A common mistake that people make when packing for a trip is to think about what they use during their normal routine, and bring along all the things they need on a daily basis, the trouble with that kind of planning is that trips abroad are anything but routine. There are plenty of challenges and obstacles you're likely to face on your journey that rarely occur back home. Below are some tips on ways to prepare for your trip.

  • Don't pack all of your contact lenses in one bag. In the event that your luggage gets lost, you'll be glad that you still have some left.
  • The climate control inside an airplane can cause dry eyes, and the same goes for different climates and weather than what you're normally used to at home. Be sure to bring along wetting eye drops to keep your eyes moist and healthy.
  • Pools, hot tubs, water parks, and any other place where you might get wet can pose a serious health risk if you get water in your eyes. It's important that you take your lenses out before swimming or getting wet, and change your lenses out once you're back on dry land.
  • New places often go hand in hand with new germs.
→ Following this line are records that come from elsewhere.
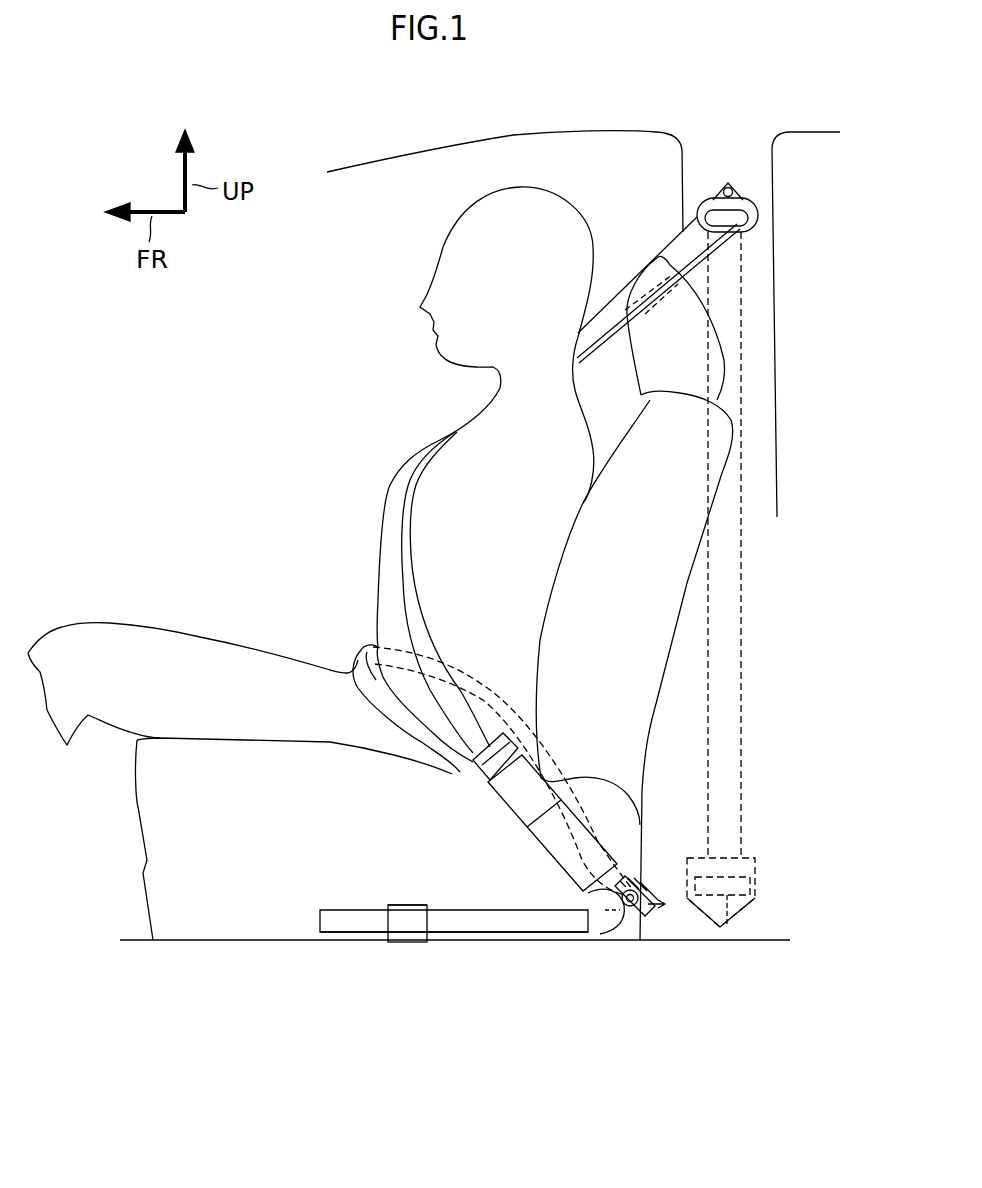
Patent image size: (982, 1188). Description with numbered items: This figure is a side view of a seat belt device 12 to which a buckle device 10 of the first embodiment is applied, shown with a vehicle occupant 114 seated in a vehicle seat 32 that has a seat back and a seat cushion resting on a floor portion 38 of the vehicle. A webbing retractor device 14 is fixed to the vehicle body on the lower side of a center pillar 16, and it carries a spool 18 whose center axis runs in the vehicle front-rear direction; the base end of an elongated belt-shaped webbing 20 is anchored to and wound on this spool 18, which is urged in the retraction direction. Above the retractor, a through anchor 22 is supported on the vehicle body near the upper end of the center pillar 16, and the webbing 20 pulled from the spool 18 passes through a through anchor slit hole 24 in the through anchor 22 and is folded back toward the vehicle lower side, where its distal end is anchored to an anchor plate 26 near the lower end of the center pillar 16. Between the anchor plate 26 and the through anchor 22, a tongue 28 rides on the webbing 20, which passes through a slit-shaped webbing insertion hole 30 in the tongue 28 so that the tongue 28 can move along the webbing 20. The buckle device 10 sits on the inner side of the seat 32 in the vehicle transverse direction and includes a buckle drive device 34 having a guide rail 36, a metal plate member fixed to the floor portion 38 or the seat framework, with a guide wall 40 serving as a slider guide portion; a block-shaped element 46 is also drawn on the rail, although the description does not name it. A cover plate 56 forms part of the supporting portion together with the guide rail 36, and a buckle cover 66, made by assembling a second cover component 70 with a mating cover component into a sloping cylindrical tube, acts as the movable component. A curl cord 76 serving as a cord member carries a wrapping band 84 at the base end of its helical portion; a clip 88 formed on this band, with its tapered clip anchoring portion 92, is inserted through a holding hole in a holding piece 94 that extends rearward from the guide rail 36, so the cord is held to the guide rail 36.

The buckle device 10 is at (537, 829).
The seat belt device 12 is at (465, 665).
The webbing retractor device 14 is at (757, 880).
The center pillar 16 is at (766, 346).
The spool 18 is at (720, 928).
The webbing 20 is at (396, 478).
The through anchor 22 is at (748, 203).
The through anchor slit hole 24 is at (700, 207).
The anchor plate 26 is at (645, 850).
The tongue 28 is at (470, 780).
The webbing insertion hole 30 is at (497, 712).
The vehicle seat 32 is at (683, 634).
The buckle drive device 34 is at (426, 893).
The guide rail 36 is at (487, 907).
The floor portion 38 is at (203, 938).
The guide wall 40 is at (460, 927).
The slider block 46 is at (383, 907).
The cover plate 56 is at (604, 912).
The buckle cover 66 is at (570, 803).
The second cover component 70 is at (557, 840).
The curl cord 76 is at (655, 902).
The wrapping band 84 is at (622, 907).
The clip 88 is at (630, 898).
The clip anchoring portion 92 is at (655, 958).
The holding piece 94 is at (632, 895).
The vehicle occupant 114 is at (443, 465).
Wash your hands regularly to make sure that none of those germs end up in your eyes and cause an infection. If you can, use bottled water to do so, as tap water isn't always as clean as it is at home.
  • If you plan to enjoy any type of sport or activity while on holiday, be prepared for minor accidents that may cause you to lose a contact lens. Keeping a spare lens close by can save you a lot of trouble. You don't want to lose part of your day because you left all of your spare lenses back in the hotel room.
  • Plan ahead and look for eye care practitioners and opticians local to your destination. In the event that you need to purchase contact lenses, or have some other type of sudden emergency, you'll be glad that you've done your research ahead of time.
  • An extra set of glasses will come in handy if you experience any allergic reactions or dry eye. Different areas have different pollens and allergens in the air which can irritate your eyes.

What To Think About If You Are Flying With Contact Lenses

Flying with daily wear contact lenses shouldn't be a problem as the blisters are small they don't normally count as part of your carry-on fluid levels. Before flying its worth checking the current limits and restrictions to carry on luggage: hand luggage restrictions at UK airports. Different airports outside of the EU have different regulations, so be sure to check with their websites for your return trip.

As for contact lens liquid:

  • Containers must be 100ml or less, travel packs are ideal for this.
  • Containers must go into a resalable, transparent bag that holds no more than 1 litre.
  • You may have 1 plastic bag per person and it must be shown to security.
  • Squeeze partially used bottles before flying. Removing the excess air will decrease the chances of leakage due to cabin pressure.
  • For daily lenses, consider using a convenient daily lens storage case that can hold a few pairs in your hand luggage, in case you need to swap them out after a sleep.

Don't forget to pack your sunglasses, protecting your eyes while out in the sun is important and although most contact lenses have UVA and UVB protection they do not cover all of your eye, so a good pair of sunglasses and a wide brimmed hat should always be on your to pack list.